In the first quarter of the century was born a poet, in the village of San Giorgio, near Verona, of parents who endowed their son with the magnificent name of Aleardo Aleardi. His father was one of those small proprietors numerous in the Veneto, and, though not indigent, was by no means a rich man. He lived on his farm, and loved it, and tried to improve the condition of his tenants. Aleardo's childhood was spent in the country,—a happy fortune for a boy anywhere, the happiest fortune if that country be Italy, and its scenes the grand and beautiful scenes of the valley of the Adige. Here he learned to love nature with the passion that declares itself everywhere in his verse; and hence he was in due time taken and placed at school in the Collegio {note: Not a college in the American sense, but a private school of a high grade.} of Sant' Anastasia, in Verona, according to the Italian system, now fallen into disuse, of fitting a boy for the world by giving him the training of a cloister. It is not greatly to Aleardi's discredit that he seemed to learn nothing there, and that he drove his reverend preceptors to the desperate course of advising his removal. They told his father he would make a good farmer, but a scholar, never. They nicknamed him the mole, for his dullness; but, in the mean time, he was making underground progress of his own, and he came to the surface one day, a mole no longer, to everybody's amazement, but a thing of such flight and song as they had never seen before,—in fine, a poet. He was rather a scapegrace, after he ceased to be a mole, at school; but when he went to the University at Padua, he became conspicuous among the idle, dissolute students of that day for temperate life and severe study. There he studied law, and learned patriotism; political poetry and interviews with the police were the consequence, but no serious trouble.

One of the offensive poems, which he says he and his friends had the audacity to call an ode, was this:

Sing we our country. 'T is a desolate
And frozen cemetery;
Over its portals undulates
A banner black and yellow;
And within it throng the myriad
Phantoms of slaves and kings:
A man on a worn-out, tottering
Throne watches o'er the tombs:
The pallid lord of consciences,
The despot of ideas.
Tricoronate he vaunts himself
And without crown is he.

In this poem the yellow and black flag is, of course, the Austrian, and the enthroned man is the pope, of whose temporal power our poet was always the enemy. “The Austrian police,” says Aleardi's biographer, “like an affectionate mother, anxious about everything, came into possession of these verses; and the author was admonished, in the way of maternal counsel, not to touch such topics, if he would not lose the favor of the police, and be looked on as a prodigal son.” He had already been admonished for carrying a cane on the top of which was an old Italian pound, or lira, with the inscription, Kingdom of Italy,—for it was an offense to have such words about one in any way, so trivial and petty was the cruel government that once reigned over the Italians.

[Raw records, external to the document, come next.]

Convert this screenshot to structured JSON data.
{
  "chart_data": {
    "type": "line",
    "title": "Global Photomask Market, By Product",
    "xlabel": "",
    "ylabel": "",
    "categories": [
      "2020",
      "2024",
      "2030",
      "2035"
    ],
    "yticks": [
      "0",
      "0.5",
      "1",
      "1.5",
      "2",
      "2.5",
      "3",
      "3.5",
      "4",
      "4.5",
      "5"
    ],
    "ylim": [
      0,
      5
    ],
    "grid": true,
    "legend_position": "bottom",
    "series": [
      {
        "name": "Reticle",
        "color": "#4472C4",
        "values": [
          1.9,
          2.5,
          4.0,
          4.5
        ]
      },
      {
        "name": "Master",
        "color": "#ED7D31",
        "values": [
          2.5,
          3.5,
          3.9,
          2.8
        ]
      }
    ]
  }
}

In due time he took that garland of paper laurel and gilt pasteboard with which the graduates of Padua are sublimely crowned, and returned to Verona, where he entered the office of an advocate to learn the practical workings of the law. These disgusted him, naturally enough; and it was doubtless far less to the hurt of his feelings than of his fortune that the government always refused him the post of advocate.